La oposición existe como contrapeso del poder. Pero, para ser opositor se requiere tener autoridad moral, pues los argumentos no tienen peso en voz de gente perversa o en la de los aliados de la perversidad. Un opositor representa una voz enérgica, vaiente, pensante, capaz de generar ideas alternas y viables a una problemática. Si en el debate, al generarse los planteamientos se alcanzan coincidencias, entonces el acuerdo es posible. Pero si se es opositor de mentira, entonces lo que resulta no es un acuerdo sino una complicidad, un sometimiento. Un ejemplo de ello lo fue el famoso Pacto por México, que fue suscrito por el PRI (partido en el poder) y los opositores PRD, PAN y otros.

Otro ejemplo es el entreguismo del líder del PRI en Yucatán, Francisco “pumba” Torres a la voluntad de AMLO, al que le dijo dócilmente “venimos a sumarnos presidente”. Lila Frías,  secretaria general le dijo “necesitamos de usted señor Presidente”.

El poder político de un gobierno se acentúa o se debilita según sea la fuerza de la oposición. En el pasado, durante la época del “carro completo”, el PRI se llevaba todo. La oposición fue avasallada en lo electoral pero su aportación era visionaria. Tras la elección de 1988, la oposición se fortaleció a tal grado que dio paso a la organización de la izquierda en un partido integrado por gente de corte liberal, el PRD.

Fue a partir de esa elección que el PAN se proyectó fuertemente y representó una verdadera opción de gobierno.
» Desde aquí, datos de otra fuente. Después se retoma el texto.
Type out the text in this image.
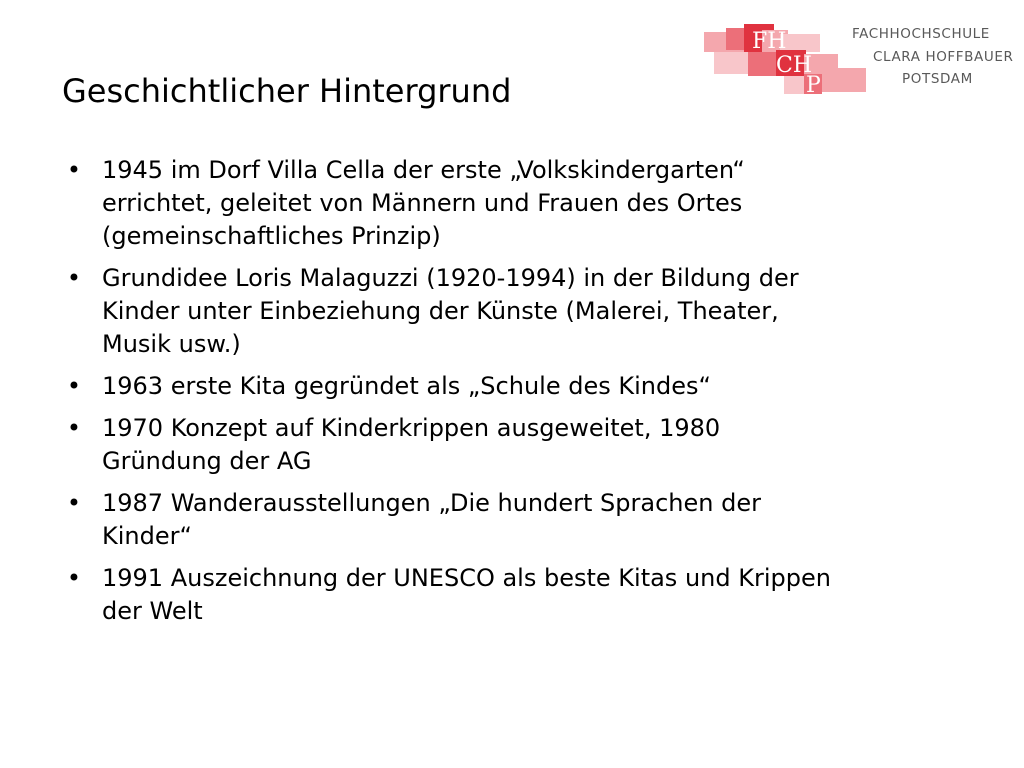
FH
CH
P
FACHHOCHSCHULE
CLARA HOFFBAUER
POTSDAM
Geschichtlicher Hintergrund
• 1945 im Dorf Villa Cella der erste „Volkskindergarten“
errichtet, geleitet von Männern und Frauen des Ortes
(gemeinschaftliches Prinzip)
• Grundidee Loris Malaguzzi (1920-1994) in der Bildung der
Kinder unter Einbeziehung der Künste (Malerei, Theater,
Musik usw.)
• 1963 erste Kita gegründet als „Schule des Kindes“
• 1970 Konzept auf Kinderkrippen ausgeweitet, 1980
Gründung der AG
• 1987 Wanderausstellungen „Die hundert Sprachen der
Kinder“
• 1991 Auszeichnung der UNESCO als beste Kitas und Krippen
der Welt
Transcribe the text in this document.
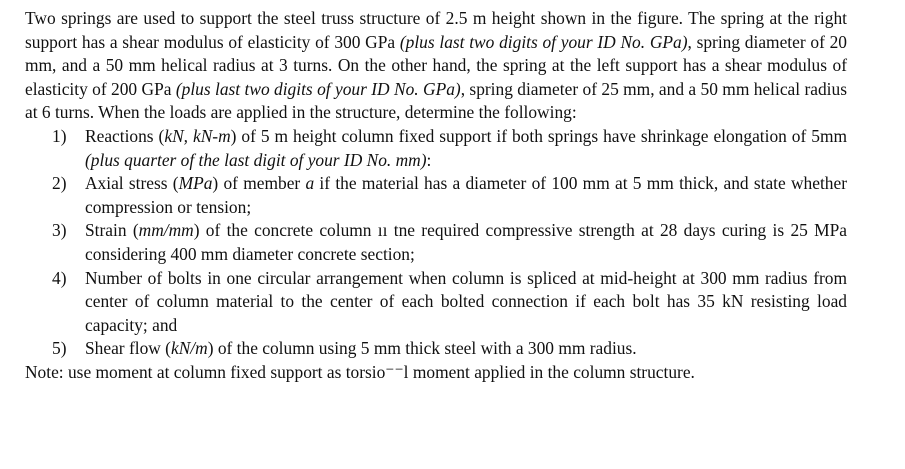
Two springs are used to support the steel truss structure of 2.5 m height shown in the figure. The spring at the right support has a shear modulus of elasticity of 300 GPa (plus last two digits of your ID No. GPa), spring diameter of 20 mm, and a 50 mm helical radius at 3 turns. On the other hand, the spring at the left support has a shear modulus of elasticity of 200 GPa (plus last two digits of your ID No. GPa), spring diameter of 25 mm, and a 50 mm helical radius at 6 turns. When the loads are applied in the structure, determine the following:

1) Reactions (kN, kN-m) of 5 m height column fixed support if both springs have shrinkage elongation of 5mm (plus quarter of the last digit of your ID No. mm):
2) Axial stress (MPa) of member a if the material has a diameter of 100 mm at 5 mm thick, and state whether compression or tension;
3) Strain (mm/mm) of the concrete column ıı tne required compressive strength at 28 days curing is 25 MPa considering 400 mm diameter concrete section;
4) Number of bolts in one circular arrangement when column is spliced at mid-height at 300 mm radius from center of column material to the center of each bolted connection if each bolt has 35 kN resisting load capacity; and
5) Shear flow (kN/m) of the column using 5 mm thick steel with a 300 mm radius.

Note: use moment at column fixed support as torsio⁻⁻l moment applied in the column structure.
En 1997, el PRD se apoderó del Distrito Federal, hoy Ciudad de México y sentó su proyecto para que Andrés Manuel López Obrador construyera su plataforma. En el año 2000, AMLO, a pesar de no cumplir con todos los requisitos de residencia, ganó la elección y se convirtió en Jefe del Gobierno del DF.

La lucha desde la oposición rindió sus frutos. Mientras fue oposición, el PAN brilló con luz propia. Surgieron ideas brillantes de gente talentosa, que promovía una política de valores democráticos que en realidad “movían las almas”. Pero como gobierno se entrampó. Vicente Fox no pudo cumplir sus compromisos. Con Felipe Calderón el PAN se convirtió en una especie de PRI azulado y el status quo se mantuvo.

Ni PRI ni PAN supieron ser opositores de verdad. Comprendieron mal la situación. Pactaron y negociaron todo con entre sí, y lograron unificar criterios de gobierno. El sistema se mantuvo, el esquema se sostuvo y los vicios que el PRI había heredado se mantuvieron. El gobierno de Enrique Peña Nieto fue oprobioso, rayó en la vergüenza y los pillos hicieron de las suyas. El país fue saqueado.

Con AMLO en la presidencia de México, se empieza a sentir su sello. Se aseguró de debilitar a sus opositores, los que no alcanzan a tener el respaldo de la mayoría de la población. Y es que, aún no le encuentran la cuadratura al asunto.

La oposición que enfrenta a AMLO está desacreditada en lo general y mucho en los específico. No hay políticos que cuenten con la estatura moral para señalar los errores del mandatario tabasqueño. Unos o están metidos hasta las manitas en la corrupción rampante de Peña Nieto, o son cómplices del gobierno de Calderón y de su loca guerra contra el narcotráfico, o fueron semillas de la corriente esquizofrénica Foxista.

Sin autoridad moral, la oposición en México está de cabeza. Poquitos les creen, poquitos les hacen caso.

En Yucatán el PRI es un ejemplo vivo de lo expuesto. De la grandeza a la vergüenza, todo por estar infestado en su gran mayoría por corruptos. ¿Cuántos priístas desde una posición o cargo público actual, son capaces de levantar la mano para decir “estoy limpio, no avalo y condeno la corrupción del gobierno de Rolando Zapata y no soy como los que entregaron el poder”?. Sería bueno ver quién se atreve a levantar la mano.

Por eso AMLO y Vila Dosal se la llevan súper ligth.